• Testing the flat Earth idea with broadcast FM radio

    From Kevin Alfred Strom@21:1/5 to All on Sun Jul 6 12:07:58 2025
    Testing the flat Earth idea with broadcast FM radio signals (roughly 100
    MHz):

    If the transmitting antenna is on a mountain near Los Angeles, for
    example, at 300 meters high, and the receiving antenna is on a Pacific
    island on a hill at say, 300 feet, with only ocean in between, there
    would be no mountains or other obstacles to alter our calculations.

    Let us say that the FM broadcast transmitter is running 50,000 Watts
    (+77 dBm) into a unity-gain antenna, the receive antenna is also unity
    gain, and the goal is a 20 dB signal-to-noise ratio, good enough for
    decent high-fidelity reception. This would typically take a signal
    strength of -73 dBm at the receiver antenna terminals. Therefore, the
    allowable path loss is 150 dB.

    The question then is, how far away could the island be from Los Angeles?

    On a flat Earth, you would only be limited by path loss; the horizon
    could never block anything at surface level or above. So path loss
    strictly follows the inverse square law rule (loss increases 6 dB every
    time you double the distance). Running the numbers, the island could be
    4,700 miles away and still give you perfect reception.

    On a spherical Earth, the radio horizon must be taken into account.
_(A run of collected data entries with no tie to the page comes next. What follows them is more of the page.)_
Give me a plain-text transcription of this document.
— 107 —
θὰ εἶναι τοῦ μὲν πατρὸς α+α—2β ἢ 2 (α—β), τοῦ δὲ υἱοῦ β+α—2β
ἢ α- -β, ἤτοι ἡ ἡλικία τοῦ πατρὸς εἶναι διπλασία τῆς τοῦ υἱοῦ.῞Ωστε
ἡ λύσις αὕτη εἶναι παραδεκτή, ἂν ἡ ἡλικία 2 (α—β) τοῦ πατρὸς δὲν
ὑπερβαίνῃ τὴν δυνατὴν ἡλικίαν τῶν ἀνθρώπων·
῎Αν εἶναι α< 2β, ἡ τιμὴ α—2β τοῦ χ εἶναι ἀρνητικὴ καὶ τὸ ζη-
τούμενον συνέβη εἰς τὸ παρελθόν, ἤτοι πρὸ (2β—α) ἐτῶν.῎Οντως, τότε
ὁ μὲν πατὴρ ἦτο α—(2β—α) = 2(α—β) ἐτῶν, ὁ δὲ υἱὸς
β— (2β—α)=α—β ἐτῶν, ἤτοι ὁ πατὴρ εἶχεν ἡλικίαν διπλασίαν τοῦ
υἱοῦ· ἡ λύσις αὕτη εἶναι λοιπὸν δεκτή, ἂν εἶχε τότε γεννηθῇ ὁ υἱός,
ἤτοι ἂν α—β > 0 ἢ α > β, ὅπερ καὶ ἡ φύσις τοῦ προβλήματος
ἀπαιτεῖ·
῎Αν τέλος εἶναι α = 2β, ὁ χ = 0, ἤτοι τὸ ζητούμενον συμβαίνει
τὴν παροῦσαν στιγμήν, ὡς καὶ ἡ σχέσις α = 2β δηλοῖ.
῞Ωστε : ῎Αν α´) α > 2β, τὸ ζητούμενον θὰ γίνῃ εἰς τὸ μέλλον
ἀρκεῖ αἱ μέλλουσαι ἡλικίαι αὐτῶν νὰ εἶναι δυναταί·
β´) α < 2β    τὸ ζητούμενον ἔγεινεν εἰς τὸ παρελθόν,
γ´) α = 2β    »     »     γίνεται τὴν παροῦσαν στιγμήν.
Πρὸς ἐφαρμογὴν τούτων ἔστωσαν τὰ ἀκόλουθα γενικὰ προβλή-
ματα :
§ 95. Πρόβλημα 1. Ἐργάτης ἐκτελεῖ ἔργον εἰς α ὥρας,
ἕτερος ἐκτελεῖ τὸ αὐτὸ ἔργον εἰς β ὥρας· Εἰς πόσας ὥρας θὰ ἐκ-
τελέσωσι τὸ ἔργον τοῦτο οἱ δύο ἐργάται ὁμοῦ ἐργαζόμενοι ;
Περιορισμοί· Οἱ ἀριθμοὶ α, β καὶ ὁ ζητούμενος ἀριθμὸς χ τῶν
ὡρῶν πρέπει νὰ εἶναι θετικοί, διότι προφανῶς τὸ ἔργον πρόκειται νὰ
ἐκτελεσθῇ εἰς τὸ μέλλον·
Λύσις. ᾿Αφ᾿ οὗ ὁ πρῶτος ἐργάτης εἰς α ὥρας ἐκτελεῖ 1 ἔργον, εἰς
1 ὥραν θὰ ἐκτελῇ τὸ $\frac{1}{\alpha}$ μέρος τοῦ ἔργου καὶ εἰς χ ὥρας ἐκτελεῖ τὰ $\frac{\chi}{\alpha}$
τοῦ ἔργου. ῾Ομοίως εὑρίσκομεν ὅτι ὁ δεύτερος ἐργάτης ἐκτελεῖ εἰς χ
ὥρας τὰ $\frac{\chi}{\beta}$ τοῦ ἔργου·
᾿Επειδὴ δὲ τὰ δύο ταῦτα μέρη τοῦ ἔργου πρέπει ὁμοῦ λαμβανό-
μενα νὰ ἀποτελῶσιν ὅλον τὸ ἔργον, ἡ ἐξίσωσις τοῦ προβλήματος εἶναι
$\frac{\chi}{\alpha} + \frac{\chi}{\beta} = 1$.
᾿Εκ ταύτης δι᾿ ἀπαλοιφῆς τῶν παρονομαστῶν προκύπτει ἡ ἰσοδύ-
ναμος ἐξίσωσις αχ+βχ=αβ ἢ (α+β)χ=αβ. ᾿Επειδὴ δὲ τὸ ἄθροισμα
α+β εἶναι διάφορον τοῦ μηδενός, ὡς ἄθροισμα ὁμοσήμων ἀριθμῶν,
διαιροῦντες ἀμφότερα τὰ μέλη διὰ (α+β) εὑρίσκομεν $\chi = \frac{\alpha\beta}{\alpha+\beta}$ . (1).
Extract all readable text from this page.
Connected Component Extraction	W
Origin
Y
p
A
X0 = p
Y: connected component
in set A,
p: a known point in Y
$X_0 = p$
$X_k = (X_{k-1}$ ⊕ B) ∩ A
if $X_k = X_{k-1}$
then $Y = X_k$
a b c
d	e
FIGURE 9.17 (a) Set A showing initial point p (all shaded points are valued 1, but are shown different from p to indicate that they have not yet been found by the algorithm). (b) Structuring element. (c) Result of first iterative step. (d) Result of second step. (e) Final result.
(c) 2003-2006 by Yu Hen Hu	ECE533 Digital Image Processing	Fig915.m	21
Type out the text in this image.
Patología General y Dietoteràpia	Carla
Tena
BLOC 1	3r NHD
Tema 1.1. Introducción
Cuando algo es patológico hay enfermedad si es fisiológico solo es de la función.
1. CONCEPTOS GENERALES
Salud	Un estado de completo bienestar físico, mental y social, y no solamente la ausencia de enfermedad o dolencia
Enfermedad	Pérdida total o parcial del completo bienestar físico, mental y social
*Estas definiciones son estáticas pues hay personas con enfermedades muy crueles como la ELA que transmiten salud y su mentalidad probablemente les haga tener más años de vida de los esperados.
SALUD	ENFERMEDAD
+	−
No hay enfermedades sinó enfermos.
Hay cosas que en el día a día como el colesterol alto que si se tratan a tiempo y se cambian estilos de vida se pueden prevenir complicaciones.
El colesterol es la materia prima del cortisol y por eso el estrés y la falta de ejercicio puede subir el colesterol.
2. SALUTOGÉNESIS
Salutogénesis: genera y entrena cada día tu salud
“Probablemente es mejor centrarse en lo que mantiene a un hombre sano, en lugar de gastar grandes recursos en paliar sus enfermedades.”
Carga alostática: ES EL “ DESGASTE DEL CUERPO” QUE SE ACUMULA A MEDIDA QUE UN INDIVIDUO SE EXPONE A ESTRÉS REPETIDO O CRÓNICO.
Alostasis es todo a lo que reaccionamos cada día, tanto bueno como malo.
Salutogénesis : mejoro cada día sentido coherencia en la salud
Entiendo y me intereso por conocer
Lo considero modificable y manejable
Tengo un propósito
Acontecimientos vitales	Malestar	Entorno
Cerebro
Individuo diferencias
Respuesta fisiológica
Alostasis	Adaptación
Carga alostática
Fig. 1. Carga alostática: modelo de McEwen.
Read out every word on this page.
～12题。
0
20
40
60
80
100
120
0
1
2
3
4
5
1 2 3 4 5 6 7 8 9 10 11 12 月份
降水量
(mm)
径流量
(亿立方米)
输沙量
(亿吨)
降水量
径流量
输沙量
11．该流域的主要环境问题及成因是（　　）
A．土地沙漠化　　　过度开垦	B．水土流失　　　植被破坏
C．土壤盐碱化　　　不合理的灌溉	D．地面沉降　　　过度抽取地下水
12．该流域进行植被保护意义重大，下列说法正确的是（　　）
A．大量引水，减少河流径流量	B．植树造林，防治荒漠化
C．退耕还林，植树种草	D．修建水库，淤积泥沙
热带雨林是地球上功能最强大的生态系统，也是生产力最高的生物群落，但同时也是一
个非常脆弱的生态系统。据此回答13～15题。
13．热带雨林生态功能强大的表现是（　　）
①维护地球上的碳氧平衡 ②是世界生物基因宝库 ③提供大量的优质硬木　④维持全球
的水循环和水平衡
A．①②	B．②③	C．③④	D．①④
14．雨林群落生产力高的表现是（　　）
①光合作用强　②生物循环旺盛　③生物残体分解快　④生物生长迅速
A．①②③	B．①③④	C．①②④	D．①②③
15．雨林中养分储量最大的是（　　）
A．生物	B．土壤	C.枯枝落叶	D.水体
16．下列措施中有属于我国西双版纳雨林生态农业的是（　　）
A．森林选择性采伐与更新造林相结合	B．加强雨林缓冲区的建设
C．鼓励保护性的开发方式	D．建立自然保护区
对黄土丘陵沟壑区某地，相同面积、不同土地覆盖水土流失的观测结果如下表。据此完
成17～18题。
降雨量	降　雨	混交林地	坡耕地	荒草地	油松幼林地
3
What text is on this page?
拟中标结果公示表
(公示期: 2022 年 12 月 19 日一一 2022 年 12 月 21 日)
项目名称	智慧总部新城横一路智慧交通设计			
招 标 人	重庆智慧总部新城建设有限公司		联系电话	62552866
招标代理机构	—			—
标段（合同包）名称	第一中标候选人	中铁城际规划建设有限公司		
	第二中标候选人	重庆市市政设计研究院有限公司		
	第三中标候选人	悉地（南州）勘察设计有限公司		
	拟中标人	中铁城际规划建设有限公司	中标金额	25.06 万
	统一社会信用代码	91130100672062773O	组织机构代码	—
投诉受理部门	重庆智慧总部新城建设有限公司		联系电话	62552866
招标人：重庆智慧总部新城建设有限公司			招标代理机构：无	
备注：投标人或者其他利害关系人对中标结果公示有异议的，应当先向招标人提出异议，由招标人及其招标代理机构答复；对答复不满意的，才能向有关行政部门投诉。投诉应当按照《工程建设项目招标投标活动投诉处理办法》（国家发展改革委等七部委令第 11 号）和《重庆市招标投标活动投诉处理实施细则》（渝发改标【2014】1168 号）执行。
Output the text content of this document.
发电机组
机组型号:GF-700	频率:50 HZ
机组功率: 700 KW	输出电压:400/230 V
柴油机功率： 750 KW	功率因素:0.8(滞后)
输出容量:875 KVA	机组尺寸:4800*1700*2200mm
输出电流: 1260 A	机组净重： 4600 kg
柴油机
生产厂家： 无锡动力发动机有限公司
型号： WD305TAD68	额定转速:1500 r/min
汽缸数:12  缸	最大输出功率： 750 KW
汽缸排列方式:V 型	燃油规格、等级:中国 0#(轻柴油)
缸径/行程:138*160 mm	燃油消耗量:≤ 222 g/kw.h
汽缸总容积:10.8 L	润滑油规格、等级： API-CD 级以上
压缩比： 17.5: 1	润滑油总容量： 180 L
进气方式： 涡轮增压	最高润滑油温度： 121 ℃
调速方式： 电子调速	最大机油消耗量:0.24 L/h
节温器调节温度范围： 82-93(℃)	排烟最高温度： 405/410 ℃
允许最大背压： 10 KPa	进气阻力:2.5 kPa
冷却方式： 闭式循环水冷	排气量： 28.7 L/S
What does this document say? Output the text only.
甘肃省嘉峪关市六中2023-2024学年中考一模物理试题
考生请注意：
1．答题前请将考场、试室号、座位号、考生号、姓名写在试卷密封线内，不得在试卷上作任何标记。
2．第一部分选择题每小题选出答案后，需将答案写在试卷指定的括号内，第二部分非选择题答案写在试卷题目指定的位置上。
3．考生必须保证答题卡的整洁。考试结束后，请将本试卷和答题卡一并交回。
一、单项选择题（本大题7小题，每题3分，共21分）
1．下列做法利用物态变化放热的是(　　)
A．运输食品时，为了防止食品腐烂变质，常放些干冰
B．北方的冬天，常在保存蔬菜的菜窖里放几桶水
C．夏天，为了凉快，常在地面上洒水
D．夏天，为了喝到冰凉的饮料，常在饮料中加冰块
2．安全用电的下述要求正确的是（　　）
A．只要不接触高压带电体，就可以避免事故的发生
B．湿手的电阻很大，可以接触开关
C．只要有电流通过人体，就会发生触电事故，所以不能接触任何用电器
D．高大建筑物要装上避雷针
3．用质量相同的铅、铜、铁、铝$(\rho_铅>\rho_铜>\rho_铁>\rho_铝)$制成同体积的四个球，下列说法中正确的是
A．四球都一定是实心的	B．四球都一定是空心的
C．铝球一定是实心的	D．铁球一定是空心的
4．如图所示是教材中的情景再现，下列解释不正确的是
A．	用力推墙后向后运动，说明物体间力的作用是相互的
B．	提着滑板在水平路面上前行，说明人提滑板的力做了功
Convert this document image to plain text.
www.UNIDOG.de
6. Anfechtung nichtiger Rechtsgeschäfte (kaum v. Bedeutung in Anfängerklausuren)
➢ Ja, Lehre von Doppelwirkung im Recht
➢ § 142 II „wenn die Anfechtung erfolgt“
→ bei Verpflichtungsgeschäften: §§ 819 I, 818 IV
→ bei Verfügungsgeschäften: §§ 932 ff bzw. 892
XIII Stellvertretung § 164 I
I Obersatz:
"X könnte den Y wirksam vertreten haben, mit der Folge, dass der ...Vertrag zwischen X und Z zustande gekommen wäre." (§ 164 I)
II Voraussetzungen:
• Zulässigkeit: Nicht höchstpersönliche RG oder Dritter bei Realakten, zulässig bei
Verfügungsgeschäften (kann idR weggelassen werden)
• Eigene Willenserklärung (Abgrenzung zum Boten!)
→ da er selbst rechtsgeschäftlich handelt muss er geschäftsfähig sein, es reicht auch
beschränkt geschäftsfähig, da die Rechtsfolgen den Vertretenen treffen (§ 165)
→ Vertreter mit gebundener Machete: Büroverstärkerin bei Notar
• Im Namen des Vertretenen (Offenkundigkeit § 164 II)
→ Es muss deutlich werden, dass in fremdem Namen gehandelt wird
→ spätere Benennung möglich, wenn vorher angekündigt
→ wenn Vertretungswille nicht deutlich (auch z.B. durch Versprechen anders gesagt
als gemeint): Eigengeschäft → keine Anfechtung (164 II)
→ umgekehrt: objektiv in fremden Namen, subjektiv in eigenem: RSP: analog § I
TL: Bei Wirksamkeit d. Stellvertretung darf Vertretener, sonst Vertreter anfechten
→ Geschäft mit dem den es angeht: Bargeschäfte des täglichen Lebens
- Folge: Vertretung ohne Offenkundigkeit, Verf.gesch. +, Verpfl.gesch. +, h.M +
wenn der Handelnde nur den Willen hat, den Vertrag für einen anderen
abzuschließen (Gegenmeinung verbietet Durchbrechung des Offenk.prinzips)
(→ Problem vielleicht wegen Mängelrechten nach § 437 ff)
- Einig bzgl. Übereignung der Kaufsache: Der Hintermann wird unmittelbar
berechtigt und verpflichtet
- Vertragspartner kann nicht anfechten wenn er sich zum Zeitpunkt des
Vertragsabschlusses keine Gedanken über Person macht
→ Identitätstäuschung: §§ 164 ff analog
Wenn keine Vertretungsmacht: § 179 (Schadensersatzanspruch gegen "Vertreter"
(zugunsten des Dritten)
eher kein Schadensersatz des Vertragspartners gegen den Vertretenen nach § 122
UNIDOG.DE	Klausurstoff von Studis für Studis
For
    the antenna heights given, the radio horizon is at 60 miles. The signal
    would still be more than adequately strong at 60 miles, but would
    attenuate very precipitately beyond that distance. So, on the real
    Earth, the island could be no more than 60 miles away.

    There actually is a Pacific island in just the right place to use Los
    Angeles FM stations to test whether or not the Earth is flat. It's
    called Oahu. It's 2,560 miles from LA.

    If Los Angeles FM stations are booming in all the time there, the Earth
    is flat.

    If they are not, then the Earth is not flat.